Harry scratches his bird's-nest hair, kicks another pebble. "You'll think I'm full of shit, but… Dudley's birthday last week. Mrs. Figg broke her leg, so the Dursleys dragged me to the zoo. I… accidentally vanished the snake glass. Swear I didn't mean to. No clue how it happened."

He looks up, miserable. "You probably think I'm nuts."

"What if I believe you?"

Harry's head snaps up, eyes sparkling. First time anyone's ever taken him seriously.

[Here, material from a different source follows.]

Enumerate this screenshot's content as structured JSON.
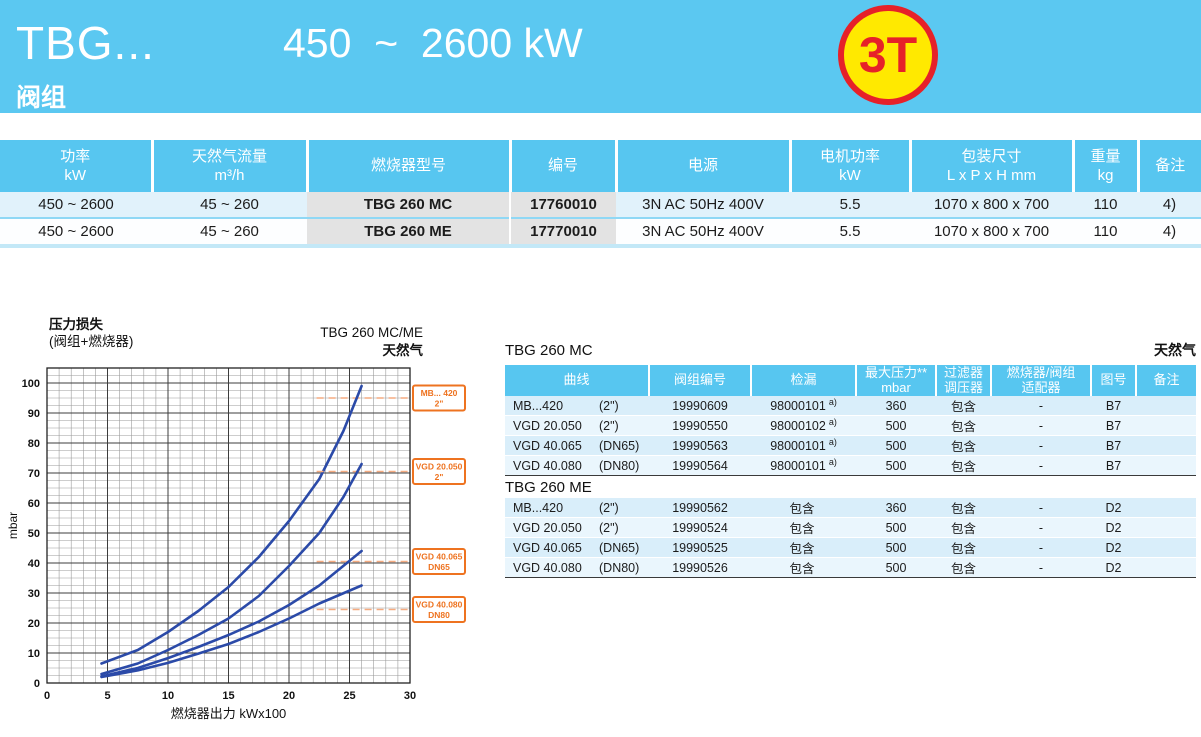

"You… don't think I'm lying?"

"Nope." Lynn opens his palm. A pebble floats up, lands gently. "I've got a few tricks too."

"How?!"

"Three years. Minimum three hours a day."

Lynn holds up three fingers. "Since I ditched the orphanage."

He vanishes. Harry's looking around like a lost puppy when a hand taps his shoulder—jump-scare.

"Teleportation? Dude, that's sick!"

"Close enough."

"Magic?"

"Dunno. I call it superpowers."

Harry's glowing. "I did it once—bullies chasing me, next thing I know I'm on the damn roof. Scared the crap outta the teachers. Petunia got reamed, and my dinner got cut in half for a week."

"Maybe you can learn control."

"Teach me? Please?"

Lynn frowns. "My method… you can't use it."

Harry deflates. "Why?"

"Ever almost get shanked?"

Harry shudders. Lynn's calm mask hides some dark shit.

Then Lynn laughs, slaps Harry's back, and digs in his bag.

[Dang-dang-dang-dang, dang~~dang-dang~]

Out comes a box the size of a triple-decker burger, red-blue stripes with yellow polka dots, plastic-looking but cold like metal.

"Superpower Training Kit. Three hours daily, three years straight—boom, powers. One-time use, though. Mine's busted."

Harry stares, pitiful. "You're screwing with me."

"Nah, I don't lie. But…" Lynn rummages again. BGM intensifies.

He pulls out a square cracker. "Eat this, your life changes. Reversible, but I've only got one. Decide tonight—meet me here tomorrow if you wanna return it. I'm sticking around a few days."

Harry cradles the cracker like it's nitroglycerin. Lynn seems legit—earnest eyes, no bullshit.

"I'll think about it."

"Oh—eat it, then immediately shower."

"Huh?"

"Activates the change. Trust me."

Lynn shoulders his bag and strolls off.